When I was growing up, every year on her birthday, my grandmother would declare that she was once again 39. What this taught me as a child was that growing older was so terrible that we had to pretend that it didn’t happen. While it may be outrageous to pretend to be 39 for decades on end, my grandmother’s fear of aging was not irrational. In a culture that pushes our seniors to the margins, rendering them invisible, it is no wonder that she actively resisted this process. This marginalization is particularly noticeable in the realm of sexuality. While we may obsess about sex in our culture, all of our sexual representations lead us to believe that sex is only for the young.
Author and sex educator Joan Price is working to undo these misconceptions and normalize senior sex in a series of books and workshops. Most recently, she collaborated with sex educator and porn star jessica drake to create a sexually explicit instructional video: Jessica Drake’s Guide to Wicked Sex: Senior Edition, which premiered last week at the Woodhull Sexual Freedom Summit. In the instructional video, the stars of the film are seniors and are shown having sex the way they would if a camera were not there. In Price’s words, “They are having real, old, naked people sex.”

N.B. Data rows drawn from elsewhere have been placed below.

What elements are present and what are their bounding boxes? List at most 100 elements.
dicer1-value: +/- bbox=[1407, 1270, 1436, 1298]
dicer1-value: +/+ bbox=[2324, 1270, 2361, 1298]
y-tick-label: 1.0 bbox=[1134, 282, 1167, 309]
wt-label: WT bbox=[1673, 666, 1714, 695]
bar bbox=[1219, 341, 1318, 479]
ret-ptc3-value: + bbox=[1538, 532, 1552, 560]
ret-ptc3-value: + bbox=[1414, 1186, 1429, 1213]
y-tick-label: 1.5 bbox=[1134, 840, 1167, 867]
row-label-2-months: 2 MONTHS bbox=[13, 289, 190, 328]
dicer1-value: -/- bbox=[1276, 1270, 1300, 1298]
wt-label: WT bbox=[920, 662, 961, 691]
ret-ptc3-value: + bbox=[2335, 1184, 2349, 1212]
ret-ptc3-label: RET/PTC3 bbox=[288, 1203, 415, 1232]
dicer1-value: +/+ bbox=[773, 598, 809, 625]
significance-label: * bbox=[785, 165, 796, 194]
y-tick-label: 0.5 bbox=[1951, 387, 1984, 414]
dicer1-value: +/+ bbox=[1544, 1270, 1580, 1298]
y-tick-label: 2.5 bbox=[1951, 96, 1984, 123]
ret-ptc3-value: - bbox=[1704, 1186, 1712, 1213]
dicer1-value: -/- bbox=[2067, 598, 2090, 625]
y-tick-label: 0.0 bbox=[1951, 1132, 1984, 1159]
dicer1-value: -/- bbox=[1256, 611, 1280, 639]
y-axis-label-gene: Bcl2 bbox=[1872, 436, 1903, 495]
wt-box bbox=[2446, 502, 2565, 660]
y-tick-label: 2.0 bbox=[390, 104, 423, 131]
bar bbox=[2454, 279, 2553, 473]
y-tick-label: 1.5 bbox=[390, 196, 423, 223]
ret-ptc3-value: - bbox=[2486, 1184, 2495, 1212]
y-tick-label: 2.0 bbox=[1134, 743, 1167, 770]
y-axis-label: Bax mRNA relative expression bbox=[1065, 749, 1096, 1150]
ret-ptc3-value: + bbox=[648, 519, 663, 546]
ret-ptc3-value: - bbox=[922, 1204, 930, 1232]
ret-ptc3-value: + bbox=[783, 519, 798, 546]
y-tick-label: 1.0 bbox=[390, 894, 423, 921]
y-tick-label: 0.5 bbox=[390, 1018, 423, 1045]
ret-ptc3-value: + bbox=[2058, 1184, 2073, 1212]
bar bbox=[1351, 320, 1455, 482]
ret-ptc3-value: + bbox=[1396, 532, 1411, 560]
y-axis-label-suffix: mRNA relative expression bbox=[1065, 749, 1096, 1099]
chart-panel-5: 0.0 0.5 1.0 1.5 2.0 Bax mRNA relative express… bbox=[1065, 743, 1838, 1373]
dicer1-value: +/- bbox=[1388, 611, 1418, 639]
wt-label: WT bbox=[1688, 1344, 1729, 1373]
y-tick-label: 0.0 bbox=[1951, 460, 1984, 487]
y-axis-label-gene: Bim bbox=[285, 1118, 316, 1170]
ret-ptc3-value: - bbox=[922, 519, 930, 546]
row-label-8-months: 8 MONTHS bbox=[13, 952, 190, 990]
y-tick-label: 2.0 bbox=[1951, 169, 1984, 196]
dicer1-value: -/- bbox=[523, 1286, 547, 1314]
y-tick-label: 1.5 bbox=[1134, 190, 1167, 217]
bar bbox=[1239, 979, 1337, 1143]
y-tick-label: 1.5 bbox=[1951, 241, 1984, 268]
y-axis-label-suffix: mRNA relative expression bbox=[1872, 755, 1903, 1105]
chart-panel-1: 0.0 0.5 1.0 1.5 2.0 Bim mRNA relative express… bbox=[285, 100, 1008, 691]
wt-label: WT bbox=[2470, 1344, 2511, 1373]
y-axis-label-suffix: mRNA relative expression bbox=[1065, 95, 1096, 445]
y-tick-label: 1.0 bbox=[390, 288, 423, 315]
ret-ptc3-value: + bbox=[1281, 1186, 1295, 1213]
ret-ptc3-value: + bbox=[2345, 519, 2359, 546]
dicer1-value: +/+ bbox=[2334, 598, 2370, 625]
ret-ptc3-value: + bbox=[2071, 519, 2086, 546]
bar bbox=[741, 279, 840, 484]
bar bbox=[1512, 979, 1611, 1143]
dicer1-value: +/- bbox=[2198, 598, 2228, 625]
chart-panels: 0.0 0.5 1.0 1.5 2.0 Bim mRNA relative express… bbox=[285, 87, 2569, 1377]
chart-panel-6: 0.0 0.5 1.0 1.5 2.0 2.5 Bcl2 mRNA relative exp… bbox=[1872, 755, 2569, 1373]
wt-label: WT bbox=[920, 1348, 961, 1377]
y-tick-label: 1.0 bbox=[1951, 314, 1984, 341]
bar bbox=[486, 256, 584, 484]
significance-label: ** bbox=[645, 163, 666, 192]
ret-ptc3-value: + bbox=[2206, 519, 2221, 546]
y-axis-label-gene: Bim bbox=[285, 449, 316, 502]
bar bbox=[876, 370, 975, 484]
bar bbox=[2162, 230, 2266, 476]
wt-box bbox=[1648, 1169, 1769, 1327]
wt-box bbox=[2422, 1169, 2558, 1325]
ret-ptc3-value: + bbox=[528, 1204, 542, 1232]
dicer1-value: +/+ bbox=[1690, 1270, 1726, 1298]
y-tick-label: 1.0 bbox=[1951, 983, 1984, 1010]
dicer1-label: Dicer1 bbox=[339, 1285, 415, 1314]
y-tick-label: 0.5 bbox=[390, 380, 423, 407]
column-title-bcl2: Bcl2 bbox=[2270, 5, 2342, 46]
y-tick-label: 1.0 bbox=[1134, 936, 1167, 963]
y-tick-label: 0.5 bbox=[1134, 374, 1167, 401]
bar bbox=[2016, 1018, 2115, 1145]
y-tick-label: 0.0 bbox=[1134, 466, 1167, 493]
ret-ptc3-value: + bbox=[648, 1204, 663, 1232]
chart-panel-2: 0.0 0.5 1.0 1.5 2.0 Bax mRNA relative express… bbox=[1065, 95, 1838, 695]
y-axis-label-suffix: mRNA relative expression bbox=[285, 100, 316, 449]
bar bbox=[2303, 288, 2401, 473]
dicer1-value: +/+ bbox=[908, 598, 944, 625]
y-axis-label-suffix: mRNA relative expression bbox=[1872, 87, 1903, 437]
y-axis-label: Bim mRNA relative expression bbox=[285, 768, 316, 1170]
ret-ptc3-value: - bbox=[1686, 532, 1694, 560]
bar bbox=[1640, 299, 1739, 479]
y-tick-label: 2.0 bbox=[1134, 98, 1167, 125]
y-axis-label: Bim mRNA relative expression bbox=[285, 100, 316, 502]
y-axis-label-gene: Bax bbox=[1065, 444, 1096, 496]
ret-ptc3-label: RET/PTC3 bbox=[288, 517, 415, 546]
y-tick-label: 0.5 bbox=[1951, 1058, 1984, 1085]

After screening the film, I had a chance to sit down and talk with Price about her work as an advocate for ageless sexuality, a conversation you can listen to in full on an upcoming episode of the Peepshow Podcast. Price talks frankly about the way that our bodies change as we age, and the impact this has on our sex lives. Put simply, she says, “The old ways don’t work the way they used to anymore.”
Price believes it is a mistake, however, to assume this means that a pleasurable sex life is over. Instead, she says that recognizing what is different about senior sex is a step toward a good sex life in later years. First, she says, “Erections are not always dependable, they are not always hard enough for penetration.” Moreover, “Vaginas are not always as comfortable to accept penetration.” Letting go of this expectation opens up the way for other types of sex, though. She comments, “[Seniors] are not counting on rock hard erections, that doesn’t even matter.”
She also points out that as we age, we may need “more build up to achieve arousal and more arousal to achieve orgasm.” For this reason, sex toys may be become really important. “We need more stimulation than we can get by hands, fingers, or tongues alone,” Price says. “Sex toys can be the difference between orgasm or no orgasm.”
Even more important than sex toys is being able to communicate what feels good and what doesn’t. “You need to be able to give feedback, you need to be able to say, ‘I don’t think my knees can handle this position,’” says Price. “Communication is so much a part of this.”
Though I have passed my 39th birthday, I am still far from my senior years and have yet to deal with some of the sexual issues that seniors face. However, the advice that Price gives is broadly applicable to all people: communicate your desires with your partner; let go of expectations of what you are supposed to be doing sexually and embrace what actually feels good to you; be open to your own changing body and desires (and that of your partner’s); and take the sexuality of all people, regardless of age, seriously. The film, and Price’s work more broadly, are beautiful representations of all of these lessons.